Let me suggest here that one resource, at least, is already in place which might help us meet several of the above needs. Many of you probably know about it, but may not be making much use of it. What I'm referring to is Recovery International, a self-help mental health organization with some 5000 people attending its weekly meetings in 700 locations in the US and abroad. Existing since 1937, when it was founded by neuropsychiatrist Abraham A. Low in Chicago, the Recovery Method is a systematized method of peer- and self-therapy based on techniques not unlike the more recent Cognitive Therapy; techniques which help patients to prevent relapse and reduce chronic suffering from mental illness.

Recovery intentionally avoids making therapeutic distinctions based on diagnoses in its groups, and instead focuses on helping members learn to cope more effectively with the "restlessness, tenseness, preoccupation, terrifying sensations, threatening impulses, obsessing thoughts and depressing feelings" that are actually common across many diagnostic groups.
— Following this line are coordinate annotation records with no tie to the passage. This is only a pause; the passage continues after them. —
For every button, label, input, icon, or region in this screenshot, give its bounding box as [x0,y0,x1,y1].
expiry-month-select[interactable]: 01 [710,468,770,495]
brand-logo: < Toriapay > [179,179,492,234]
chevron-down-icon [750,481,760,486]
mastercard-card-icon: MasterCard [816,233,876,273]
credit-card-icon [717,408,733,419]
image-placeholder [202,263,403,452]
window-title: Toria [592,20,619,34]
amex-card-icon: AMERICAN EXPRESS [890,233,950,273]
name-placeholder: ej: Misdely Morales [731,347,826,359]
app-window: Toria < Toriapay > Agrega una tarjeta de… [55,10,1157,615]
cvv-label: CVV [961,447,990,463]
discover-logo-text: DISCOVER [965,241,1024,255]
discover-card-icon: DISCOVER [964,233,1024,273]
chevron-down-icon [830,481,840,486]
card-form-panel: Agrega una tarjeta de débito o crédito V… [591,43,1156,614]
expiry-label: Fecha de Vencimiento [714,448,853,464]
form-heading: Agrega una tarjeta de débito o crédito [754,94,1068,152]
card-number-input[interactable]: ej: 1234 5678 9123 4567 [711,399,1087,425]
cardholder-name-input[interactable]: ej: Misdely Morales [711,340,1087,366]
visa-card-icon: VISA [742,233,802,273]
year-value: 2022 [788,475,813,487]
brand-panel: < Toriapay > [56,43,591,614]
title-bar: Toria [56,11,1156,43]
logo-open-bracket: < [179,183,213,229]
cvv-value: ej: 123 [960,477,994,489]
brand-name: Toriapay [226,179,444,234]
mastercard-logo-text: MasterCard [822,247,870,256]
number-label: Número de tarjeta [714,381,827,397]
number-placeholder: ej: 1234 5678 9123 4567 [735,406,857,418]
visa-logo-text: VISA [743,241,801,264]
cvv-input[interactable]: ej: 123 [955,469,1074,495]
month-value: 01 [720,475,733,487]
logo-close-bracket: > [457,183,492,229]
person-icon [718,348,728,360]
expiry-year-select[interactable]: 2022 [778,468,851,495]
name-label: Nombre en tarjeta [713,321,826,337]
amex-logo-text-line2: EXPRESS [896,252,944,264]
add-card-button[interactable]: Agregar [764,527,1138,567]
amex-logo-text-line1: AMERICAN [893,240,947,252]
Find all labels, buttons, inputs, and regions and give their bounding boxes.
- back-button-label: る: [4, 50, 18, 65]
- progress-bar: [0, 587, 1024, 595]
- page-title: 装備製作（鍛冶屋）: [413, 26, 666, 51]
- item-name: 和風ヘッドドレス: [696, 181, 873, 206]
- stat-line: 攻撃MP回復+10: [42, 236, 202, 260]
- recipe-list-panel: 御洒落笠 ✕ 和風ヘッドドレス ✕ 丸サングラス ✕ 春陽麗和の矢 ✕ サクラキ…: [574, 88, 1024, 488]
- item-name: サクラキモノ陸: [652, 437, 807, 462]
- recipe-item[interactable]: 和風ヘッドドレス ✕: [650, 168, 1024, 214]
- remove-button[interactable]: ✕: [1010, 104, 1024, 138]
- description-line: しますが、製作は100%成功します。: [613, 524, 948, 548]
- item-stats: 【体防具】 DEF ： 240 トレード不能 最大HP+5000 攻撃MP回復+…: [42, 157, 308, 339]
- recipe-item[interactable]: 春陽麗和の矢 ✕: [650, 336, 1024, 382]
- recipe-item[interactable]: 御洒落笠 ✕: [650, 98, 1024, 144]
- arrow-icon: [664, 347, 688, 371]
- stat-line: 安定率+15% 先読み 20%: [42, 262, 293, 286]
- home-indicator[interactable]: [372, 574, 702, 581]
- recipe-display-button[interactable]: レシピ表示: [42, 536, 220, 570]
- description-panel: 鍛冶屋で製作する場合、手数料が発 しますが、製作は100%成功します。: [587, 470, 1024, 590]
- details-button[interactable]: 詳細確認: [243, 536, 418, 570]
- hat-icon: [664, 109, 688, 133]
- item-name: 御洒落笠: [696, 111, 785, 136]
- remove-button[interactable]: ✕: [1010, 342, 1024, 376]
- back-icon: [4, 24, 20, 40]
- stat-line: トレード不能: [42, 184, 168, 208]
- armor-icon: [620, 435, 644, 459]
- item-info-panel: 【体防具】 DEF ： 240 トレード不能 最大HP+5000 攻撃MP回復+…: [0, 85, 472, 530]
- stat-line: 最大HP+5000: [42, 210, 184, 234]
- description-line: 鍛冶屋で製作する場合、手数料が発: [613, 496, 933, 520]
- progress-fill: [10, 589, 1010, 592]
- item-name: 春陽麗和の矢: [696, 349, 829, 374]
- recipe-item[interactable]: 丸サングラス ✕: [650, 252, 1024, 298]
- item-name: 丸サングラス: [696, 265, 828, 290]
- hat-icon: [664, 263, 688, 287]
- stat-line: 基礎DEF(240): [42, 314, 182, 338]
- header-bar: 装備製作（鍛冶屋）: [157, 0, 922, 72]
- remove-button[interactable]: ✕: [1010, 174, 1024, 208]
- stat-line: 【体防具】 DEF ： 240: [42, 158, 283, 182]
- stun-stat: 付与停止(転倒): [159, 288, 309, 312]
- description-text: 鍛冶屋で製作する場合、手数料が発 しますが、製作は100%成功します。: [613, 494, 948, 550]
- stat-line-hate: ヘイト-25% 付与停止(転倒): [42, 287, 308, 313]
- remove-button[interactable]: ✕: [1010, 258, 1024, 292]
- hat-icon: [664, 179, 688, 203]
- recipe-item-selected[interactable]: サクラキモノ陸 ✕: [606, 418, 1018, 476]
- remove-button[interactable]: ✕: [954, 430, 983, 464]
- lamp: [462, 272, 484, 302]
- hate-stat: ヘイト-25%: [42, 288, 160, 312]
Even for those whose cognitive impairment makes full involvement in the method difficult, there may still be some benefit from support in a peer community. In addition, friends' and families' needs for their own support resources are now being served through The Relatives Project. This project, developed by the Abraham A. Low Institute, is creating self-help programs aimed at training family and friends of mental patients to "manage their own stress, create a domestic environment conductive to good mental health, and better understand the forces at work in that environment."

What are some of the potential advantages of referring patients to Recovery International? To begin with, the groups are already up and running and were developed as adjuncts to professional mental health resources -- not as their replacement. Also, Recovery meetings are extremely inexpensive ("free will" offerings are typically two or three dollars per meeting, but not required for participation); quality controlled (group leaders are required to participate in ongoing training and peer review -- by design, variation is minimal between meetings worldwide); and effective (references are available from Recovery International).

One other thing which is difficult to promote in the context of professional, hierarchical therapy is patients' responsible "ownership" of their mental health and illness. As a peer-based therapy, Recovery groups might offer some advantage in this area. It is conceivable that some patients' participation in Recovery might eventually even foster their being more compliant with professional outpatients resources.

Since Recovery International is a non-profit, peer-based organization, the groups have relied mostly on word of mouth between patients and their families to keep themselves going over the years. One problem with this, however, is that physicians, psychologists, social workers, and other referring clinicians have been largely "left out of the loop." We can afford this no longer. Recovery International has the potential to meet a lot of our patients' needs, and now -- more than ever -- is a good time to get involved in facilitating appropriate referrals. Recovery members are available to present demonstration panels in your hospital to promote smoother transitions to the community. If you want to see how a meeting runs, professional are welcome to attend (but not participate), as is the general public. There is also a video called Hidden Lives: Staying in Controlwhich provides a delightful glimpse of what Recovery International membership is about.

Posted with permission of Community Psychiatrist.